Information gathering benchmarks for LLMs. Most existing benchmarks focus on subjective or ambiguous tasks where there may be multiple valid clarifying questions, depending on context and user preference (Aroyo and Welty, 2015; Basile et al., 2021; Davani et al., 2022; Sandri et al., 2023; Wan et al., 2023). Task-oriented dialogue benchmarks (Budzianowski et al., 2018; Rastogi et al., 2020; Zhang et al., 2024b) and preference elicitation tasks (Li et al., 2023) involve inherently subjective problems where no universal “right” question exists. This makes objective evaluation of information-gathering abilities difficult in these settings. In contrast, our work focuses on reasoning tasks with a clearly defined ground truth. For each task, the model needs to ask exactly one question, allowing for reliable evaluation of LLMs’ information-gathering capabilities.
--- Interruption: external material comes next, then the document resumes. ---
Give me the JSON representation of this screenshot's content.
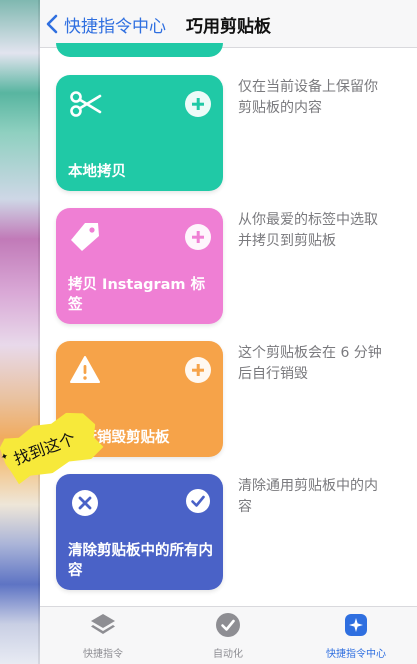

Question-asking methods for LLMs. Several methods have been proposed to enhance LLMs’ ability to ask clarifying questions. These methods primarily address ambiguous or knowledge-based tasks, such as identifying a good recipe (Andukuri et al., 2024) or asking who won a sports event (Pang et al., 2024; Zhang and Choi, 2023). Some approaches directly prompt LLMs to ask clarifying questions (Kuhn et al., 2023a; Li et al., 2023), while others compute information gain to prioritize informative questions (Grand et al., 2024; Handa et al., 2024; Hu et al., 2024; Piriyakulkij et al., 2024). Zhang and Choi (2023) breaks down question-asking into three stages: detecting when clarification is needed, identifying the appropriate question, and responding based on new information. While these methods are promising, they primarily focus on subjective tasks or require substantial user simulation. Our work introduces a new setting that emphasizes generating accurate clarifying questions for underspecified reasoning tasks, where the correct question is objectively determinable.

  1. Problem formulation

Consider the following user request:

Example 3.1. Please solve the math problem: Janet had some eggs (variable 𝑥0) and ate one (variable 𝑥1). How many eggs does she have now (target variable 𝑦)?

The word problem can be parsed into equations 𝑦 = 𝑥0 − 𝑥1, 𝑥1 = 1. The LLM cannot compute target variable 𝑦 without knowing the value of variable 𝑥0. Other examples can be found in Figures 1 to 3. In these cases, the desired behavior is for the LLM to ask the minimal set of questions that enables it to respond to the user query.